La crise qui couvait depuis quelque temps déjà au sein de la Coordination régionale des autorités communautaires a brusquement éclaté à la fin de l’année 2011. Plusieurs éléments doivent être pris en compte pour tenter de la comprendre : L’importance prise par le courant réformiste proche du PRD et soutenu ouvertement par le gouverneur conduit les autres tendances, celle qui est favorable à un dialogue avec l’État mais dans un respect mutuel comme celle plus radicale de l’autonomie, à réagir. Elles réagissent dans le désordre, chacune pour son compte, chacune espérant tirer son épingle du jeu.

La main mise des cartels de la drogue sur l’ensemble de l’État entraînant une spirale de la violence sans précédant pour le contrôle des zones jugées stratégiques comme la côte pacifique, qui est une zone de passage ; comme le nord de l’État, qui se trouve en communication avec les États de Puebla, Morelos, Mexico. Les exactions des bandes organisées rackettant les populations ont entraîné la création, dans le désordre, de nombreux groupes d’autodéfense ; certains seront contrôlés par les cartels, d’autres par l’Etat et l’armée pour devenir des groupes paramilitaires, d’autres vont chercher à se rattacher à la police communautaire, celle-ci connaîtra alors une soudaine extension qui la fragilisera et l’amènera à perdre son centre de gravité originel, les peuples de la Montaña, et à se trouver déséquilibrée par sa périphérie. En effet, c’est dans ce réservoir que constituent les groupes d’autodéfense que vont puiser les différents courants pour assurer leur domination – pour chercher ensuite à revenir au centre ? Il est difficile de dire à qui profite réellement cet éclatement, à la tendance réformiste ? Pour ma part, je pencherai plutôt pour cette hypothèse. La politique de l’usure mise en place par le gouverneur dès le début s’est sérieusement accélérée ces derniers temps au point de prendre les proportions d’une guerre contre-insurrectionnelle ou guerre de basse intensité. Pourquoi ?

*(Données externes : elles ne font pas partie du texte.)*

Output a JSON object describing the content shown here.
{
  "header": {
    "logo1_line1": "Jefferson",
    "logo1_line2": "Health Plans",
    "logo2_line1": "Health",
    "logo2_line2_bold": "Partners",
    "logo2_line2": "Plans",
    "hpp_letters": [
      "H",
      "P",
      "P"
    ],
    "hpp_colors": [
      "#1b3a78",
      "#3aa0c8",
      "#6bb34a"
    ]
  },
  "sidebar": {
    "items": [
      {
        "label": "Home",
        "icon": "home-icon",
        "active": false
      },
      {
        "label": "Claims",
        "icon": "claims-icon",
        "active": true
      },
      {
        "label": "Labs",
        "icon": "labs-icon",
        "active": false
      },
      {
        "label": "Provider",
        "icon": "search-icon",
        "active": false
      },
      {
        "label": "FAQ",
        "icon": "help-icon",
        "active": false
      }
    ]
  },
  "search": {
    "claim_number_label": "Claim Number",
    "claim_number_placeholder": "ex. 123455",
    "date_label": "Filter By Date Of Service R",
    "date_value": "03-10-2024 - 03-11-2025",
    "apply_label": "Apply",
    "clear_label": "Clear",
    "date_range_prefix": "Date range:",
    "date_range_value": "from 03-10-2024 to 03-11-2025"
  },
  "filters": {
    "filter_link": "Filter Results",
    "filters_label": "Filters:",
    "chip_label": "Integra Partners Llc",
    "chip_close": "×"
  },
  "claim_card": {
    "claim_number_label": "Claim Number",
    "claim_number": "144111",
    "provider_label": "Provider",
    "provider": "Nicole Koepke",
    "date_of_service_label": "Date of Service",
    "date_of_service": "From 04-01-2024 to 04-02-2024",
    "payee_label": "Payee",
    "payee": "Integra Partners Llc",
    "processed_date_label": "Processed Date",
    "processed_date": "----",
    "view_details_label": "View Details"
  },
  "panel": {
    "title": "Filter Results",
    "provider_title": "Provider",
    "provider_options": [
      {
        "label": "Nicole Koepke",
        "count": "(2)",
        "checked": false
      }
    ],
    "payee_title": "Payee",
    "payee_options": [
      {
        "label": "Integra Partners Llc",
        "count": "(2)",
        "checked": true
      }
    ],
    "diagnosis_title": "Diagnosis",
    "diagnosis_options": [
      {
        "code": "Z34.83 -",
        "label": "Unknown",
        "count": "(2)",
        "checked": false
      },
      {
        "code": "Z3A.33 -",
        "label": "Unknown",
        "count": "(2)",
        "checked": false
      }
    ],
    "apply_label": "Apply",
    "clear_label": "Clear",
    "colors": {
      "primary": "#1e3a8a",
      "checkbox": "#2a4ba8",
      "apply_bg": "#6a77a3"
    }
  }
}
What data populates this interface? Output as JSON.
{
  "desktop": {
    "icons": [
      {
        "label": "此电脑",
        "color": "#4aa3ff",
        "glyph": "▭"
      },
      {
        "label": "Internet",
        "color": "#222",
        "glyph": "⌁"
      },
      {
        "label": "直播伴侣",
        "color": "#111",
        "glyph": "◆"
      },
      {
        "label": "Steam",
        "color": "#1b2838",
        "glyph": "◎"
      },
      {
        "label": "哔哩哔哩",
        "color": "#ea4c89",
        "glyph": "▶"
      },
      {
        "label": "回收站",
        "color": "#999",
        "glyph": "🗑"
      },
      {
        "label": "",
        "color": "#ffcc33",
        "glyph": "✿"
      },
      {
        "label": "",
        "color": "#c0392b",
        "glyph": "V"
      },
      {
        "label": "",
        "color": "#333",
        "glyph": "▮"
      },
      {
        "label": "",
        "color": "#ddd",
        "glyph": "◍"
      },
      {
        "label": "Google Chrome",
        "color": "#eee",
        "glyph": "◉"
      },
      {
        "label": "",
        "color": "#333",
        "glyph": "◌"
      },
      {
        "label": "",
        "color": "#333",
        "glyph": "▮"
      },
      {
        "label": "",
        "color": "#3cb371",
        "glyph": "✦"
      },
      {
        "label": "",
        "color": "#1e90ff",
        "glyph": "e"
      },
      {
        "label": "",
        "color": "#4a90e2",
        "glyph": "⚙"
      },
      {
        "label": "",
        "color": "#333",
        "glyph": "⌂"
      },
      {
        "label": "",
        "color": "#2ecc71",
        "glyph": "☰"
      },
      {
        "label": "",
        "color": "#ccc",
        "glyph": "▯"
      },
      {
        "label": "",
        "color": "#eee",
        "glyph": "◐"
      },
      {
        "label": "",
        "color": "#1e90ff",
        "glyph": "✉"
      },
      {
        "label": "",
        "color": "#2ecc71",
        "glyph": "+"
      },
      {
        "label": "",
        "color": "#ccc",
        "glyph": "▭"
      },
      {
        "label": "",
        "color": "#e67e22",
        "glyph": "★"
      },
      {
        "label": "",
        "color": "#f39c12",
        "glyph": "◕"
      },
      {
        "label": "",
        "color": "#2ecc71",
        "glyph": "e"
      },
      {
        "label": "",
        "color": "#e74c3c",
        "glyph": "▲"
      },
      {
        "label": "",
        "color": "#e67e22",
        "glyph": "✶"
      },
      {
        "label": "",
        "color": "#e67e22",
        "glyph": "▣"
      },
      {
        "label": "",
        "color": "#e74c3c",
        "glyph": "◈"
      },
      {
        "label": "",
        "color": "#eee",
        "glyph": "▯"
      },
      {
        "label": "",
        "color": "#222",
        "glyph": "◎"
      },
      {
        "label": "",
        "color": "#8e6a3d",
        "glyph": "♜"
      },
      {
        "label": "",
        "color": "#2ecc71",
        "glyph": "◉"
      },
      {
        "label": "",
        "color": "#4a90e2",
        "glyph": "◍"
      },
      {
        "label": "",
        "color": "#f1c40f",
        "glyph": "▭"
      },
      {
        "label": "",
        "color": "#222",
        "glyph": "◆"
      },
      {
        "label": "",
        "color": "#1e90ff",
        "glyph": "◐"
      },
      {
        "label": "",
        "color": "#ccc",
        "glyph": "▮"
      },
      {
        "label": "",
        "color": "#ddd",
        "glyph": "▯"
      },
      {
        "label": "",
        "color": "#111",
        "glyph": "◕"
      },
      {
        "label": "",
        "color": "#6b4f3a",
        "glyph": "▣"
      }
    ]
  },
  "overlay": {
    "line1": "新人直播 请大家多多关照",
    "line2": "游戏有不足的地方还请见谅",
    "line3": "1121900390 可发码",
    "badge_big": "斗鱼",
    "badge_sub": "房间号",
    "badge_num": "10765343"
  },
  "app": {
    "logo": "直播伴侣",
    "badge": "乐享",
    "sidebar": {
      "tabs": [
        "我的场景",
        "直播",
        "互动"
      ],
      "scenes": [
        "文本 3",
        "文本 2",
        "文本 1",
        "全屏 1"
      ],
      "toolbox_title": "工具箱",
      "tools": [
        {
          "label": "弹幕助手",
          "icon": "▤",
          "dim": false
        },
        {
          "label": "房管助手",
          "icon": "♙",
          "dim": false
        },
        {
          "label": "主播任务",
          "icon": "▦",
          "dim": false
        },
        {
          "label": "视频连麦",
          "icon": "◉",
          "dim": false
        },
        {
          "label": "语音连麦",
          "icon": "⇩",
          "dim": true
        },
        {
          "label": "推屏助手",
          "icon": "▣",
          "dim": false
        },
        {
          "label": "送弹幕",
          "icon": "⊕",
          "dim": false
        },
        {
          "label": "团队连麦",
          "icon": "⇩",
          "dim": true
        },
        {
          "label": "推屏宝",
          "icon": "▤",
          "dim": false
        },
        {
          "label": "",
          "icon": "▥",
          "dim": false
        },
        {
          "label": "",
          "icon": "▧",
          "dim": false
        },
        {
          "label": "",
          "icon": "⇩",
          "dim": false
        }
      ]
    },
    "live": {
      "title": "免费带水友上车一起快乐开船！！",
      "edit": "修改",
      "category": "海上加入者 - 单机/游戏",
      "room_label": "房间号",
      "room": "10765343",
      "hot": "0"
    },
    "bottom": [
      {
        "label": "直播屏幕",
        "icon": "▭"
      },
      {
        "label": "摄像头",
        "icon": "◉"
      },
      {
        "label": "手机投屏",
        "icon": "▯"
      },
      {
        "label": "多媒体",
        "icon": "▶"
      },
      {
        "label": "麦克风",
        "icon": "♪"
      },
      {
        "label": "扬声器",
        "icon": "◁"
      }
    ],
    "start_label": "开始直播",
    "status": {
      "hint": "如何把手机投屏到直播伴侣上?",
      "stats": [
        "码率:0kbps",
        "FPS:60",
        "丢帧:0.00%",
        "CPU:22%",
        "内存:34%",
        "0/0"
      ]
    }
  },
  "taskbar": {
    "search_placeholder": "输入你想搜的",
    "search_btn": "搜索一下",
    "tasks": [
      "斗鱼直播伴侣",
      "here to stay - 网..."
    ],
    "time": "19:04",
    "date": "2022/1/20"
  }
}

Face à la tendance favorable au dialogue avec l’Etat contaminée par l’esprit politique, proche du PRD (Parti révolutionnaire démocratique) et de l’ANIPA (organisation indigène d’obédience marxiste) et cherchant l’aval de l’État, le courant plus radical et émancipateur, proche de l’esprit zapatiste, a été conduit à s’affirmer plus nettement au sein de la CRAC-PC. Coincés entre les réformistes et les radicaux, les partisans d’un dialogue sans compromis ont créé un autre groupe d’autodéfense, l’UPOEG (Union des peuples et organisations de l’Etat du Guerrero), qui s’est empressé de conclure un pacte de collaboration avec le gouverneur et l’armée tout en s’efforçant de sauvegarder une certaine indépendance (illusoire ?) – cette politique d’un dialogue avec l’État caractérise l’ANIPA. Cette scission, si elle a éclairci la situation, représente tout de même une victoire de l’Etat d’autant plus que le courant modéré reste très actif au sein du la CRAC-PC, désormais partagée entre la tendance réformiste proche du PRD soutenue par le gouvernement , et la tendance radicale ou « révolutionnaire » proche de la guérilla et des zapatistes. Fort de ce premier succès, le gouverneur poursuit son avantage en menant la vie dure au courant radical, qui se trouve désormais en première ligne. Le temps presse, les entreprises minières frappent à la porte avec insistance. La guerre est déclarée.

D’importants convois de l’armée méxicaine ont pénétré ces derniers temps dans plusieurs endroits de la Montaña et de la Costa Chica. A Ayutla de los Libres, les militaires ont envahi la Maison de la justice d’El Paraíso : « À 10 heures du soir, trente véhicules militaires sont arrivés, ils ont envahi les installations et passé à tabac une quarantaine de policiers communautaires », selon Arturo Campos, coordinateur régional de la Maison de la justice. À Olinalá, des soldats parcourent la montagne à la recherche des éléments de la police communautaire.

Par Patxi Beltzaiz.

Si l’État s’est permis de lancer une offensive d’une telle envergure contre la police communautaire, c’est bien parce qu’il joue sur les dissensions qui sont apparues au grand jour entre les différentes tendances qui composent cette organisation et qui s’affrontent ouvertement pour le contrôle des Maisons de la justice. « Certaines divergences se sont manifestées entre des dirigeants de la CRAC dans les régions, mais non avec les peuples, ni leurs autorités, ces déficiences seront abordées et traitées lors de la prochaine assemblée régionale. » (Communiqué des Maisons de la justice de Espino Blanco, Zitlaltepec et San Luis Acatlán). Tout dernièrement encore, le 27 septembre, les sympathisants de la tendance dissidente de l’UPOEG ont tenté un coup de force pour s’emparer de la Maison de la justice de la municipalité de San Luis Acatlán, la tentative a échoué. Entre partenariat, dialogue et autonomie, trois courants s’affrontent et se déchirent mettant en péril toute une construction patiemment échafaudée. Nous nous trouvons face à une situation de crise ouverte qui risque d’emporter définitivement une heureuse expérience d’autonomie des peuples dans cette région désormais convoitée par les entreprises capitalistes.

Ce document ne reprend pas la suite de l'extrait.